Capítulo Um.
"Frio. Eu estou com muito frio!"
Natanael tentou se recompor na cama, buscando se encolher, juntando seus joelhos próximos ao seu peito, encolhendo seus músculos para que assim talvez, o frio passasse. As janelas estavam fechadas, os ventiladores desligados. A coberta era grossa o suficiente para um inverno na Suíça se fosse necessário. Mas mesmo assim, seu corpo tremia. "Estou com febre." O menino buscava por uma explicação lógica para toda a situação. Cerrou os olhos mais uma vez e tentou adormecer. As águas do sono o encontraram alguns minutos depois quando ele se afogou na imensidão densa e escura dos sonhos.
Sonhou que estava correndo em uma rua larga com pinheiros altos e arbustos perfeitamente podados na frente de cada casa. As casas se alternavam, uma verde claro e a que seguia logo azul claro e assim por diante. Seu pulmão queimava conforme corria, porém em seu subconsciente sabia que não podia parar. "Era perigoso parar." Seus pés descalços já estavam cortados pelo asfalto. Cada passo era mais dolorido que o anterior, fazendo que suas solas se rasgassem a cada contato com o chão frio.
Controlou o impulso de olhar para trás, precisava saber do que "exatamente" estava fugindo. Não olhou. Com os pés queimando tanto quanto seu peito. Se jogou atrás de um arbusto e ficou aguardando. O coração palpitava. Ele tinha certeza que poderia ouvir sua pulsação sanguínea à cem metros de distância. Quando se curvou na direção oposta à qual estava correndo, uma sombra vinha em sua direção, tão rápido quanto se estivesse em uma motocicleta. Não teve tempo o suficiente para se levantar do chão e retomar sua fuga.
Mãos brancas, com dedos finos e longos agarraram seu pescoço, tateando seu pomo de adão e o pressionando para dentro. Doía, sentia que o agressor logo esmagaria seu pescoço, tentou erguer a cabeça para ver quem o atacava tão brutalmente. Desejou voltar no tempo. Não queria ter visto o que viu. Antes que pudesse gritar de horror, sua voz sumira. Fora sufocado por uma longa golfada de ar.
Abriu os olhos no quarto escuro. O coração acelerado, denunciando o medo que exalava por seus poros. Recobrou os sentidos, tentando assim, reorganizar seus pensamentos. Se levantou da cama e caminhou em direção À cozinha. Seu quarto era no térreo. De sua irmãzinha e de seus pais no andar de cima. Ele contrariava todos os adolescentes que preferiam o quarto de cima. Nunca gostou de escadas. O quarto do térreo estava ótimo.
Após quase se afogar em dois copos imensos de água, caminhou até o banheiro. Lavou o rosto com à agua gelada. Já não sentia frio. O calor emanava de seu corpo. Se estivesse em um desenho, com toda certeza poderia ver a fumacinha saindo de seu corpo.
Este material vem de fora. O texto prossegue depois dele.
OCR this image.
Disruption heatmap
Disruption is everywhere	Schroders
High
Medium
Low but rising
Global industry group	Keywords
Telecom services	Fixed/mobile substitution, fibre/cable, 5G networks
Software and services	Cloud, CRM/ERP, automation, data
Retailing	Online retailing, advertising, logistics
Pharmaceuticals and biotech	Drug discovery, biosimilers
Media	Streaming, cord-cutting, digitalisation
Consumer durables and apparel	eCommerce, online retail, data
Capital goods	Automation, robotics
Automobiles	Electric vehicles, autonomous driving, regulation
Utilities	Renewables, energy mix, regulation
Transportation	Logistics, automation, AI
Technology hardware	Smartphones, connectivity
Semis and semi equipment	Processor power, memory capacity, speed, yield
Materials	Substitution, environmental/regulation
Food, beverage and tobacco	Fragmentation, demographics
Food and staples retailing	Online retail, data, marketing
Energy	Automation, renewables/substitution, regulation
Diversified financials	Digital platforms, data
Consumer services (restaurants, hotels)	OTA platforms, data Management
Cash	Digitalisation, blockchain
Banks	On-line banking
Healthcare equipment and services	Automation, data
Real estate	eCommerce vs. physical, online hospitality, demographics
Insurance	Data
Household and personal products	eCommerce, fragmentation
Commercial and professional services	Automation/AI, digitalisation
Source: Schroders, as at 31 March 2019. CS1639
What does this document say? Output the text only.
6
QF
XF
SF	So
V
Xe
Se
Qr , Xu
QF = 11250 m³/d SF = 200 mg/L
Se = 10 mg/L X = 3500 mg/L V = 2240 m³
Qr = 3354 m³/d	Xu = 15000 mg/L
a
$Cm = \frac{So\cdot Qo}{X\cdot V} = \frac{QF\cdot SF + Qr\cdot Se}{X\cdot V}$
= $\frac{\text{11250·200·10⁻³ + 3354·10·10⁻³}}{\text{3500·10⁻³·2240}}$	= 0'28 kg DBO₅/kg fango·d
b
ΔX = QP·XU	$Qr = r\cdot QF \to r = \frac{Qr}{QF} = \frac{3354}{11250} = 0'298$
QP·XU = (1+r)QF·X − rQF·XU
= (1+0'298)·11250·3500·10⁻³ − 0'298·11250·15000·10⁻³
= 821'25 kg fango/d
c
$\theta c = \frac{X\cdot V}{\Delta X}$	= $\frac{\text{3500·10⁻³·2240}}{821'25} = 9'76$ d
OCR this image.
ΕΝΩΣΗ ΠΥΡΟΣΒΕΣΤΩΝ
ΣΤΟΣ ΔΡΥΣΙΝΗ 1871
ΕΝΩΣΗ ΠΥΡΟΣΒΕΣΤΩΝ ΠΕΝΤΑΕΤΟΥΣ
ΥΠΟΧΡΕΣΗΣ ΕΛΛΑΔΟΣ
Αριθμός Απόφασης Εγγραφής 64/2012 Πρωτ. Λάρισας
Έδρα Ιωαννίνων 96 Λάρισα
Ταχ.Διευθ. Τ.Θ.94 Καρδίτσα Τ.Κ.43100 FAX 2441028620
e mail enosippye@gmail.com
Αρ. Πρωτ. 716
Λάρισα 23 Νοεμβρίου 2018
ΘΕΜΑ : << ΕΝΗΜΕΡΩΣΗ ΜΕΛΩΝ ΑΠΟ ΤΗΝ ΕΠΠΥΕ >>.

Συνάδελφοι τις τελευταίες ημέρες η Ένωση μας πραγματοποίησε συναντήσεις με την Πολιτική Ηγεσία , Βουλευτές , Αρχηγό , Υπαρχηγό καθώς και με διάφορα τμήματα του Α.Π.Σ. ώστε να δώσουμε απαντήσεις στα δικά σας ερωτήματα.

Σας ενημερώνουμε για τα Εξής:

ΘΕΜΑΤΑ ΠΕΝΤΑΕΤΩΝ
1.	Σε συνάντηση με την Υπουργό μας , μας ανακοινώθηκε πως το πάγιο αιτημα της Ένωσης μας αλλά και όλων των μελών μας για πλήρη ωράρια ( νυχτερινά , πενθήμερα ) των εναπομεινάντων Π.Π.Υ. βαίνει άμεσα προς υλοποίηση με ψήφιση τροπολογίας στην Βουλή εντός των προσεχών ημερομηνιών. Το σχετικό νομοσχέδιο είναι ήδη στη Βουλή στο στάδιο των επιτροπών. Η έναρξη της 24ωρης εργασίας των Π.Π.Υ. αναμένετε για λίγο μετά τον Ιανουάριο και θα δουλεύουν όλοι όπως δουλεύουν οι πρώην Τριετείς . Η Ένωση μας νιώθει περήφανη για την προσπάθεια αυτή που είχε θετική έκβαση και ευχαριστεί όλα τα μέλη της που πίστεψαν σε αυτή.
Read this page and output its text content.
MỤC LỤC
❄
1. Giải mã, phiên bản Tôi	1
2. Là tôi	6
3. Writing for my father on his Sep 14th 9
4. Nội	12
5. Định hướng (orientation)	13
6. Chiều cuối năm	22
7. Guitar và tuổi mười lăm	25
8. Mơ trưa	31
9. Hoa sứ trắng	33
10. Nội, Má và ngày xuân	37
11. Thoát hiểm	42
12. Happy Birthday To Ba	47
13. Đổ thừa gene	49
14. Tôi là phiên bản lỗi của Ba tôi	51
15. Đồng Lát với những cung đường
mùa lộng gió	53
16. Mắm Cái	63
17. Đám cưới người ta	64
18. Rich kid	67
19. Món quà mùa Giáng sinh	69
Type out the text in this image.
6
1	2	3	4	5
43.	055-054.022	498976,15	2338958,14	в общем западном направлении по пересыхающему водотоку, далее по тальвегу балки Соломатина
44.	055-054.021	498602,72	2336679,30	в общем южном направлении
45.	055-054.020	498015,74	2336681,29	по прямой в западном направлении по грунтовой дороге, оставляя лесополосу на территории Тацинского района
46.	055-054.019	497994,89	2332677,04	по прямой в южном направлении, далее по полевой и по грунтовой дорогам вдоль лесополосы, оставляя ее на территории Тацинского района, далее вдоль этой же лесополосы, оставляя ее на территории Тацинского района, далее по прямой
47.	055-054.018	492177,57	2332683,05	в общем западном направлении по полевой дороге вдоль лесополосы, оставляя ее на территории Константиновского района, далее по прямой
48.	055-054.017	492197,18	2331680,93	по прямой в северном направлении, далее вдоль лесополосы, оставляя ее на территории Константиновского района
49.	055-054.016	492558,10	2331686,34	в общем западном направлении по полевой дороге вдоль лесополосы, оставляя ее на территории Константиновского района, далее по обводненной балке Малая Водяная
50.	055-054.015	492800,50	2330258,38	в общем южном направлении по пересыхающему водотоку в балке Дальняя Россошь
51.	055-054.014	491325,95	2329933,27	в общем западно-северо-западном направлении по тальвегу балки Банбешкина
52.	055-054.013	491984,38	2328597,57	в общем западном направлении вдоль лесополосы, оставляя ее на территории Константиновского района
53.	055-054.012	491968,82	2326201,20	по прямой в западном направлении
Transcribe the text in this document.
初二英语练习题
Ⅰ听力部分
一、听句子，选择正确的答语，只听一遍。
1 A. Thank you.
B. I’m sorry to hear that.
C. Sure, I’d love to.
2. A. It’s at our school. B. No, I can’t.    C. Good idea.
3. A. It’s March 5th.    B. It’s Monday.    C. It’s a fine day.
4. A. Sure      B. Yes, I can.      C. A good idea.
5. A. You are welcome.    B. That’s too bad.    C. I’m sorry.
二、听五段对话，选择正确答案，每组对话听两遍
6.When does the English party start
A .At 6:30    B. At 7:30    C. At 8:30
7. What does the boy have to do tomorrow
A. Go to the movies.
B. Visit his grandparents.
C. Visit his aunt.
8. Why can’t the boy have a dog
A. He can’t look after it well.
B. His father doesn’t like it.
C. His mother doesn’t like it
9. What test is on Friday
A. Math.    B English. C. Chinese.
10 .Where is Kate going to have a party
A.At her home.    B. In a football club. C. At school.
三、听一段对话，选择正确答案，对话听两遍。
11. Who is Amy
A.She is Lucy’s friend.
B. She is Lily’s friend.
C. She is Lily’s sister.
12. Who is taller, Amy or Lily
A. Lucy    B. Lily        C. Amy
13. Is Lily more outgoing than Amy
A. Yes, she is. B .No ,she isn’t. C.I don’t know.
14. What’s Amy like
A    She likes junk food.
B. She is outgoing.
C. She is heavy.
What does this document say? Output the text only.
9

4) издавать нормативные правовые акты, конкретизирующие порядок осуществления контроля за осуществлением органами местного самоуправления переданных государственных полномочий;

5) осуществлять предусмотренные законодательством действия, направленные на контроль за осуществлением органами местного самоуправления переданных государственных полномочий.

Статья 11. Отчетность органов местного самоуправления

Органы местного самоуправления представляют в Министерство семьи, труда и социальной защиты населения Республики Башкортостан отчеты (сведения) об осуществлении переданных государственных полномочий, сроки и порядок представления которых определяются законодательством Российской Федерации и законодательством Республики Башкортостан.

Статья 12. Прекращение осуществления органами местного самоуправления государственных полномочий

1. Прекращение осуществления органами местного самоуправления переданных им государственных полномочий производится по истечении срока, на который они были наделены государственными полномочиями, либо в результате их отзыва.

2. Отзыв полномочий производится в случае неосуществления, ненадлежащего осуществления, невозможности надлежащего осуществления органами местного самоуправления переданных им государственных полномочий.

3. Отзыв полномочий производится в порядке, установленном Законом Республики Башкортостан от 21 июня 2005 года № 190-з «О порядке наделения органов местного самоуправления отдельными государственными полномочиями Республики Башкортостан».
O banheiro era grande e muito iluminado. Era como entrar em uma sala cirúrgica. Branco e limpo. Cheirando à desinfetante e iodo. Olhou para o espelho e analisou seu rosto por alguns segundos. As maçãs ossudas, a quase não existência de lábios, por serem tão finos. Enormes olhos verdes e cílios proporcionalmente grandes. "Doa, esses cílios para a mamãe!" Era a frase matinal de sua mãe. Ele por sua vez, preferia ouvir um simples bom dia.
Sentiu alguma coisa queimar sua espinha. Como se levasse uma facada bem no meio da coluna vertebral. Se curvou de dor para o chão e logo sentiu um alivio. Levantou e voltou a se olhar no espelho. Continuar se olhando agora era agonizante. Tinha a sensação dentro de seu próprio corpo que estava sendo observado. Como se olhos o esquadrinha-se pelas costas. Balançou a cabeça tentando afugentar os pensamentos. Mas tudo o que conseguiu foi se lembrar do pesadelo que o fizera levantar aquela madrugada. Nesse instante voltou a se sentir cansado, como se tivesse corrido meia maratona. Olhou para suas costas, a procura de algo, mesmo sabendo que não havia nada, pois estava de frente para um espelho, se houvesse algo, ele logo saberia. Saiu do banheiro e caminhou para o seu quarto. Caminhou pelo corredor branco com fotografias da família na parede e logo abriu a grande porta de madeira que dava para o seu quarto. A porta rangeu como sempre, avisando à ele que a casa estava viva e ciente de suas visitas noturnas ao banheiro.